The morning of Sunday 11th had been decidedly wet, but by the afternoon it had bucked up considerably and my temperature gauge recorded 13 degrees, notwithstanding a cool breeze blowing. Despite some confusion with directions, 14 people turned up and we set off at 13.55p.m. It had been noted that one of our number was sporting a brand-new pair of shinny boots. How posh!!

Leaving the car park, we veered left around a pond where fishermen were seated, and followed a fenced route over a muddy path. It was obvious from signage that the fenced area was clearly designated for house building. We soon emerged onto a lane and branched right towards a development of new housing, and by passing through a gate emerged into the estate, which took us towards the A49 Preston Rd. Turning left, we soon viewed a few engraved stones in front of some open ground, stating that this was a Friends (Quakers) Burial Ground of 1709, and a gravestone of John Haydock who was one of the founders of the movement in the Coppull/ Standish area in 1660, with his brother Roger. (We will hear more of these later)

Crossing into Langtree Lane and past a children’s playground we continued into open fields with views of Winter Hill clearly visible ahead. A guy with a drone appeared to be tracking us as it buzzed backwards and forwards overhead. Entering a newly planted field, which displayed a series of intermittently placed tubes, we were advised these were vent pipes from the former underground colliery of Chisnall Hall. Skirting the perimeter of farm outbuildings, we crossed another couple of fields to take a path up to Hic Bibby Nature Reserve. This 8-hectare site was a former clay quarry and brickworks and the Latin derivation of the name is “Here Drink”. History links Oliver Cromwell with the site. Betty told us that she used to play in this area when somewhat younger. Some of our number crossed a stile into the site whilst others, less able, took an outer perimeter route.

Following around a field, we crossed a lane and further field to enter the farm yard, originally Bogburn Hall, built in 1663, a Grade II listed building and the home of the Haydock family, mentioned earlier. In its time this was used for Quaker Meetings prior to the creation of the worship centre on the aforementioned site. The present owner took great delight in telling us about his barn conversion which was still in the process of construction.

From the farm, the lane led into Bogburn Lane and subsequently by turning left into Coppull Moor Lane to its junction with the A49 and a convenient bench provided a suitable place for our coffee break. As we were conscious of the failing light, we hastened along the road in the direction of Wigan, passing the gates to the former Chisnall Hall Pit No1, arriving at the what had been the New 7 Stars pub, now the Olive Garden, where we turned right down the drive towards Langtree Farm Shop.

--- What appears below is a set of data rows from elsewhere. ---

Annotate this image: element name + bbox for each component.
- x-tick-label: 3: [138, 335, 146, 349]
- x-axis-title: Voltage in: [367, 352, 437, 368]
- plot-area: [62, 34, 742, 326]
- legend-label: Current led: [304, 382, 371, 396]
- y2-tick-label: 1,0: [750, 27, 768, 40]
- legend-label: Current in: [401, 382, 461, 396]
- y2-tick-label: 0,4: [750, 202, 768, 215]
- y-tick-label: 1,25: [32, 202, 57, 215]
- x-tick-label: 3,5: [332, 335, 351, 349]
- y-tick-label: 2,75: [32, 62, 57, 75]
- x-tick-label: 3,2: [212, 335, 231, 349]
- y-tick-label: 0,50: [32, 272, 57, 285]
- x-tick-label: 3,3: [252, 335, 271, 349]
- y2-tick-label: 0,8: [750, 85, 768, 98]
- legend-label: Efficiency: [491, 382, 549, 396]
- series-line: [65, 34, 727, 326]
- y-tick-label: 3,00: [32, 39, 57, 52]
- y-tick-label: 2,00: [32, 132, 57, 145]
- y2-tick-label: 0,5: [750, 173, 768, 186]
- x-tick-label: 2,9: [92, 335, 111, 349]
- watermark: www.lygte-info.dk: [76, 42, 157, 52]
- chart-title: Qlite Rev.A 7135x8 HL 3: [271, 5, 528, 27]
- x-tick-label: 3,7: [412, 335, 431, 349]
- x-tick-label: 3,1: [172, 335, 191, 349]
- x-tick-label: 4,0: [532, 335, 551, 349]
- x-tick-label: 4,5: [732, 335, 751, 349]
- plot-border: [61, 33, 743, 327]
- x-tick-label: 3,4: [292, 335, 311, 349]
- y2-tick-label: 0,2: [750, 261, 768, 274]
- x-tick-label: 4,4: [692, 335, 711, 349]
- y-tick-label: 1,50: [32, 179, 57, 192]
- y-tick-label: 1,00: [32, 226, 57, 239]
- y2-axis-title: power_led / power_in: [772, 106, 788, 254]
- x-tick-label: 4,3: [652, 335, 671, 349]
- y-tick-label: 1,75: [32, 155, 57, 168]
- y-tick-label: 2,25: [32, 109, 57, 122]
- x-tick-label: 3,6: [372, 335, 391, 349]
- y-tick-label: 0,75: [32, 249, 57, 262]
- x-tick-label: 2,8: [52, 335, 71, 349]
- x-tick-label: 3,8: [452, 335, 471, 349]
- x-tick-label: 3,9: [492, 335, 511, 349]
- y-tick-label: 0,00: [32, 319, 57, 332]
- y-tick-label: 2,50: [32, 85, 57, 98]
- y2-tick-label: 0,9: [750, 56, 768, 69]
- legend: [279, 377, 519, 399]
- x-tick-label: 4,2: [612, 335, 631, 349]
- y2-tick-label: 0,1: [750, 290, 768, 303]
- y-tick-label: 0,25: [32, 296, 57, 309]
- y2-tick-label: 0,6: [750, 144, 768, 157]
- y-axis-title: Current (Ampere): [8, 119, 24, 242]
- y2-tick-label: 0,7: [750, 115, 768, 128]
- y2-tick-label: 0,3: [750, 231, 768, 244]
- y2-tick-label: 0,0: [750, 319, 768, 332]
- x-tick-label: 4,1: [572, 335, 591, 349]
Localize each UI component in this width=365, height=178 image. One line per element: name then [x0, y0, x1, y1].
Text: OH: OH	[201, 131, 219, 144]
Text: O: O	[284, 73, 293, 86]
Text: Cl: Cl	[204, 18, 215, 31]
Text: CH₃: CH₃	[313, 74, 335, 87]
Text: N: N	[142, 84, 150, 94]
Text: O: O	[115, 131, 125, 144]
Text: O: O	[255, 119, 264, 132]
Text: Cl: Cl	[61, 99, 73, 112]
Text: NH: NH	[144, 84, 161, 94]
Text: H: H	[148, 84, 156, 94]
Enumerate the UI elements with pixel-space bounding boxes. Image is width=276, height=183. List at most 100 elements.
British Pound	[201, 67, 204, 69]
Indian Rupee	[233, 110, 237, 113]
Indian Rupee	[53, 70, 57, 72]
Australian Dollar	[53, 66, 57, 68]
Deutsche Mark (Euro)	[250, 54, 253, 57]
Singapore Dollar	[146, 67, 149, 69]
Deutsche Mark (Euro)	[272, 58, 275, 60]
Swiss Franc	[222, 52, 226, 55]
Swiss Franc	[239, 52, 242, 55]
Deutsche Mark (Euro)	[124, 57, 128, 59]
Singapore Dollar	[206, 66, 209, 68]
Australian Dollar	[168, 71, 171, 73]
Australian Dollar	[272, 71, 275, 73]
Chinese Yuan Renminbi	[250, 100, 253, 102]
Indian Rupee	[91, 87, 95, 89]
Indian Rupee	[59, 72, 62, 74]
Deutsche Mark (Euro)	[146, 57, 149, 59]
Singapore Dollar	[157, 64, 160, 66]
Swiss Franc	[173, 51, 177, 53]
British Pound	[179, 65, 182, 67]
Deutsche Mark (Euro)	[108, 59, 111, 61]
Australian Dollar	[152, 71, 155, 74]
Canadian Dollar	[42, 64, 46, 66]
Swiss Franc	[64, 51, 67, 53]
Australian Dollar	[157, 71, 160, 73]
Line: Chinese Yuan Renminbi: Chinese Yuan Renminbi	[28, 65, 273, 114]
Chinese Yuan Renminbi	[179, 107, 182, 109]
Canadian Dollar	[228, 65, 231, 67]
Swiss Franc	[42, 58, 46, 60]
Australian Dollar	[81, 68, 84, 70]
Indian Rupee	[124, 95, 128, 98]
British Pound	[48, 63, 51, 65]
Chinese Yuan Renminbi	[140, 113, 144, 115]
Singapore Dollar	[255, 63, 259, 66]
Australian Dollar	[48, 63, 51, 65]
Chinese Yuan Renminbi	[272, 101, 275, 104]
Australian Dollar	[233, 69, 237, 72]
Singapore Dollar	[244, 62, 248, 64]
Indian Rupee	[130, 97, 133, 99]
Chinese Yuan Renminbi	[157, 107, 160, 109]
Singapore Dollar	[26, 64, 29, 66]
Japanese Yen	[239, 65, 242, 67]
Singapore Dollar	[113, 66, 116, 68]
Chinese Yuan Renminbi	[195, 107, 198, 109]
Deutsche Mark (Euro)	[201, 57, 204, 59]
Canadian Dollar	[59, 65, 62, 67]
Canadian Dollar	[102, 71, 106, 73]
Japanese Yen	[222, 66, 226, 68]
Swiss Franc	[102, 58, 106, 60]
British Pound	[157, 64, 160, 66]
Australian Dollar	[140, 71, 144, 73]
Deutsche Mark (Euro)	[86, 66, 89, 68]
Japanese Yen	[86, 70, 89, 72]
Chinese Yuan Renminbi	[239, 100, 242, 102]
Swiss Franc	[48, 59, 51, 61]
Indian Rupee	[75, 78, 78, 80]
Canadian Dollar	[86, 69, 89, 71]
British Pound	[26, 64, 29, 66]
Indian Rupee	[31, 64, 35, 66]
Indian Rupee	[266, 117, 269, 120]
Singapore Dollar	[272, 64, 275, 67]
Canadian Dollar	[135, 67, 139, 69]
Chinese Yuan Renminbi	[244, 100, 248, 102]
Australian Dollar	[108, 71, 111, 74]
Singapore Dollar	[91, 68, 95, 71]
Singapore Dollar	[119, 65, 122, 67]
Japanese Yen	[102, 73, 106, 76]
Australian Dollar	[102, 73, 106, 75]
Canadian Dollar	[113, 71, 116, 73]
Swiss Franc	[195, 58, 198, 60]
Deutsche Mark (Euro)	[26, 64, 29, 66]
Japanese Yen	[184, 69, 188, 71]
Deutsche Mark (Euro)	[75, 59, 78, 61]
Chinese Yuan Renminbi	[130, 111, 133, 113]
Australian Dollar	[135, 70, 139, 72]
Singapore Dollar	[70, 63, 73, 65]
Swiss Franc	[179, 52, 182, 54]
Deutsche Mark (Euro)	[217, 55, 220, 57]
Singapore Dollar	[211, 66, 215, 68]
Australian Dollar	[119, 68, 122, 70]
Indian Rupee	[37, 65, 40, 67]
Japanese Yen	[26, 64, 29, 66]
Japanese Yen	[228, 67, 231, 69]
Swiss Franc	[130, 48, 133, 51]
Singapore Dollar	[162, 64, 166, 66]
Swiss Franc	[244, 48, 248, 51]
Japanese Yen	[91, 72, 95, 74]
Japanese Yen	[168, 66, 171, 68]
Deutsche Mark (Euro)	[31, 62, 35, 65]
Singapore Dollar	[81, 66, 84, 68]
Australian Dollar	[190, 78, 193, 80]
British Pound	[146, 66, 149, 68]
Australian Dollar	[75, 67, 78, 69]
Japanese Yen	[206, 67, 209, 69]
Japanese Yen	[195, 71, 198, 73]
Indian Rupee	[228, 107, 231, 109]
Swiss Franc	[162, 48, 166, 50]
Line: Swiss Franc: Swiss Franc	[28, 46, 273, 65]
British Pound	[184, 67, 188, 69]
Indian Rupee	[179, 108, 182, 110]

Following around the perimeter of the farm, we turned left, crossing a footbridge and took a route leading to an extensive field of solar panels, which we skirted, and along a pathway passing Thompson House Equestrian Centre and views of Jack and Eileen’ daughter’s, “My Life” charity centre, supporting people of all ages who are in need.

Emerging onto the drive we turned left to exit the site, crossing Pepper Lane into Robin Hood Lane and took a path to return to our starting point. We had covered 4.7 miles and taken just over 2.5 hours.

The results of the new boots, was 9 out of 10, but they certainly weren’t as shinny as at the start. The temperature during the walk had dropped considerably and everyone was glad to enjoy the benefits of their cars heating system.

Our thanks are recorded to the organisers for another opportunity to enjoy the outdoor.